Strength and limitations

The strength of this study was the RCT design, the inclusion of two ED-diagnoses providing a more nuanced insight according to ED diagnosis (i.e., BN versus BED), and the one-year follow-up time after treatment. However, the fact that only 30% (PED-t) and 20% (CBT) attended at follow-up (Fig. 1) is an important limitation. The ramifications of such a loss of study participants are most probably loss of power; hence, the risk of not detecting true effects or differences is probably larger than the possibility of biased results.
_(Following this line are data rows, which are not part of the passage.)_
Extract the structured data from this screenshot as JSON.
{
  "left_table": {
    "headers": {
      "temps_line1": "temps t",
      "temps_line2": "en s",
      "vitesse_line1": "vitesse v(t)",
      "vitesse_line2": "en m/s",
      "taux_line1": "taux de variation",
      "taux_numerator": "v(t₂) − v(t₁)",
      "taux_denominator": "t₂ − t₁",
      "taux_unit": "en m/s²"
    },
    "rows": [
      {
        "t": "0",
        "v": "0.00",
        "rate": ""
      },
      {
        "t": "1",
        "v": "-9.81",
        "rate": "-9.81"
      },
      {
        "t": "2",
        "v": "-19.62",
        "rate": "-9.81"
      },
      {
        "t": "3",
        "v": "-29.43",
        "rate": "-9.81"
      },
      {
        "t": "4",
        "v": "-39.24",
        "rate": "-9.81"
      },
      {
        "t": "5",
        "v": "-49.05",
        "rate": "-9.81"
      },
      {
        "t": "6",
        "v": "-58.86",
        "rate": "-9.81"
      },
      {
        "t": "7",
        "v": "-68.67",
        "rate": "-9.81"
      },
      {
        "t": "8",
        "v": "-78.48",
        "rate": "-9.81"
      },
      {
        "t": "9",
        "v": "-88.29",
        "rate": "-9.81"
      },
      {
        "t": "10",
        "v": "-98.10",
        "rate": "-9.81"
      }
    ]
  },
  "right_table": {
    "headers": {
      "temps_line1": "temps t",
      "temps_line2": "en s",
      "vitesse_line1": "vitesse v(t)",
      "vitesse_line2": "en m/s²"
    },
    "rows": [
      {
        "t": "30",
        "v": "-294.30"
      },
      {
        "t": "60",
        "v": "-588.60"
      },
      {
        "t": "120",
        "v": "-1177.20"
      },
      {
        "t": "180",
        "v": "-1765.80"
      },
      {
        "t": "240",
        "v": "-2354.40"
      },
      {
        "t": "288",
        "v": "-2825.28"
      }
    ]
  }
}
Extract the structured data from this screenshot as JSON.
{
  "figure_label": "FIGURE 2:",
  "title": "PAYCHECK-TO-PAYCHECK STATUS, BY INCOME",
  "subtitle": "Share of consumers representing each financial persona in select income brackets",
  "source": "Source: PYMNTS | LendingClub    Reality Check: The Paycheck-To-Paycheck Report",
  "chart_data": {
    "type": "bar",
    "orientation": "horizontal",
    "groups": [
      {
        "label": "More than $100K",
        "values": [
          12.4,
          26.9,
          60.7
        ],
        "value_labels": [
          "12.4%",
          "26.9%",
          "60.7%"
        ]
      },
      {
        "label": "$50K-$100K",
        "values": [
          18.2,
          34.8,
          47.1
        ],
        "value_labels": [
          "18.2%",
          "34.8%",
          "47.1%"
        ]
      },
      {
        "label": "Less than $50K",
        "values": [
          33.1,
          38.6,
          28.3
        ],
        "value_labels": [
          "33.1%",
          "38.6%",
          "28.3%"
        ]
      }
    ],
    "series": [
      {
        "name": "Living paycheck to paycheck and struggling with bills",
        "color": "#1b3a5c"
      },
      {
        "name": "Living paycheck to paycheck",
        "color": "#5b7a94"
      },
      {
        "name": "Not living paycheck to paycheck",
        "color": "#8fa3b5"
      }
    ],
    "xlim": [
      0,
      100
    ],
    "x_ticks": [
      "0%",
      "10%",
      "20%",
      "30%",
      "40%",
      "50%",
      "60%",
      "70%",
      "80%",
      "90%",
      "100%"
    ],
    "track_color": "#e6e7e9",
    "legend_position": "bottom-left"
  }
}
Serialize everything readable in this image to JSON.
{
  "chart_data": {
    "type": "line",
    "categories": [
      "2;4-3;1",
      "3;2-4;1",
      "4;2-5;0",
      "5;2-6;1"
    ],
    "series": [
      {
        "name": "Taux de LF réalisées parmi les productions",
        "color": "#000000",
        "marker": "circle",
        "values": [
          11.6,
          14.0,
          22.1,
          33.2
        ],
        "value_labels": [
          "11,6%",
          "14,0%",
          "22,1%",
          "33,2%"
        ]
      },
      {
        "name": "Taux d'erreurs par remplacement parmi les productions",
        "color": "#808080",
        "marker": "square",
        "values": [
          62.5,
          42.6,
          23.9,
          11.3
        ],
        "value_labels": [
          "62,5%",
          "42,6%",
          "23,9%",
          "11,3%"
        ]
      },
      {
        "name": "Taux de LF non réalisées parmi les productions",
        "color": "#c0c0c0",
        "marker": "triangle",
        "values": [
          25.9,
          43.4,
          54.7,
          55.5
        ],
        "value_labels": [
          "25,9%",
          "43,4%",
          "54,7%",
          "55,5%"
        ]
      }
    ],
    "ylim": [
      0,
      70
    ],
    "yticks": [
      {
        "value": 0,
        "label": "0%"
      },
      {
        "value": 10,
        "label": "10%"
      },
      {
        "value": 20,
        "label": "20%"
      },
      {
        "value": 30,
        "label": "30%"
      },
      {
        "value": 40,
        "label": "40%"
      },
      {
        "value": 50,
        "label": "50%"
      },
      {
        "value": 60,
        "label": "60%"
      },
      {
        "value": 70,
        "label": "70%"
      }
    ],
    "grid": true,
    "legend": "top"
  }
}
The many statistical analyses may raise the risk for type-1 errors despite the use of wider confidence intervals; however, considering the explorative objective of the moderator analyses, this tradeoff may be acceptable. Moreover, considering the slow progress of thyroid complications, the length of the follow-up may have been insufficient. Not including total energy intake and nutrients also limits our findings, as nutrient intake is known to affect blood-borne metabolic indices. Still, unpublished exploration of nutrition and diet points to minor changes of importance [46], as addressed in the discussion. Finally, the fact that participants were recruited by defined inclusion criteria (e.g., an upper limit of BMI of 35) [29] is important for the interpretation of the present findings.

Implications

If replicated, the current findings carry clinical implications for screening and treatment of BN and BED. Although few of our participants were categorized as obese, and the mean levels of metabolic parameters were within normal levels, a high frequency of metabolic impairments was identified in these young females. As such, clinicians should identify and treat clinical levels of, e.g., blood lipids and blood glucose in patients with BN or BED to reduce their risk for cardiovascular diseases. Females with BED seem as a core target group as they showed a worse one-year cholesterol profile. During the short follow-up period of 1 year, the increase in mean lipid levels was of minor clinical concern. Still, considering the young age as in the current sample, improved screening procedure may offer longer-term health preventive benefits. The simple addition of ordering lipid assessment in connection with blood samples that the clinical staff already routinely orders, should interfere little with the faster pace of clinical practice. Based on the existing knowledge of increased risk for non-communicable diseases in women with BN or BED [7,8,9,10,11,12,13], the implementation of revised screening- and follow-up procedures regarding somatic health is recommended. This may implicate a need for multidisciplinary therapy teams that include competence in lifestyle modifications to improve blood lipid levels among those at risk. We have previously documented that supervised physical exercise during treatment of BN or BED does not infer counterproductive effects on ED treatment or of compulsiveness [27, 29]. Hence, in future research and clinical work, it appears safe to continue to explore supervised and adapted exercise during ED treatment. The potential effects of regular high-intensity aerobic exercise, as one of the successful measures for metabolic health and reduced mortality, should be explored [24,25,26]. The present findings point to the need to further explore the mechanisms of metabolism and ED, and the potential role of exercise genomics and epigenetics as explanations for the lack of differences in metabolic aberration and adaptation following various treatment interventions [47, 48].

Conclusions

On a group level, women with BN or BED present healthy blood lipids, blood glucose and thyroid hormones. However, we identified a high number of individuals with metabolic impairments and increased risk factors for cardiovascular diseases. A diagnosis of BED specifically raises the risk of an impaired lipid and glucose profile. While remission in terms of less bingeing and/or purging appears as important for a beneficial effect on blood lipids irrespective of the kind of treatment approach, we found only arbitrary and short-lived favorable improvements in plasma lipid levels with remission.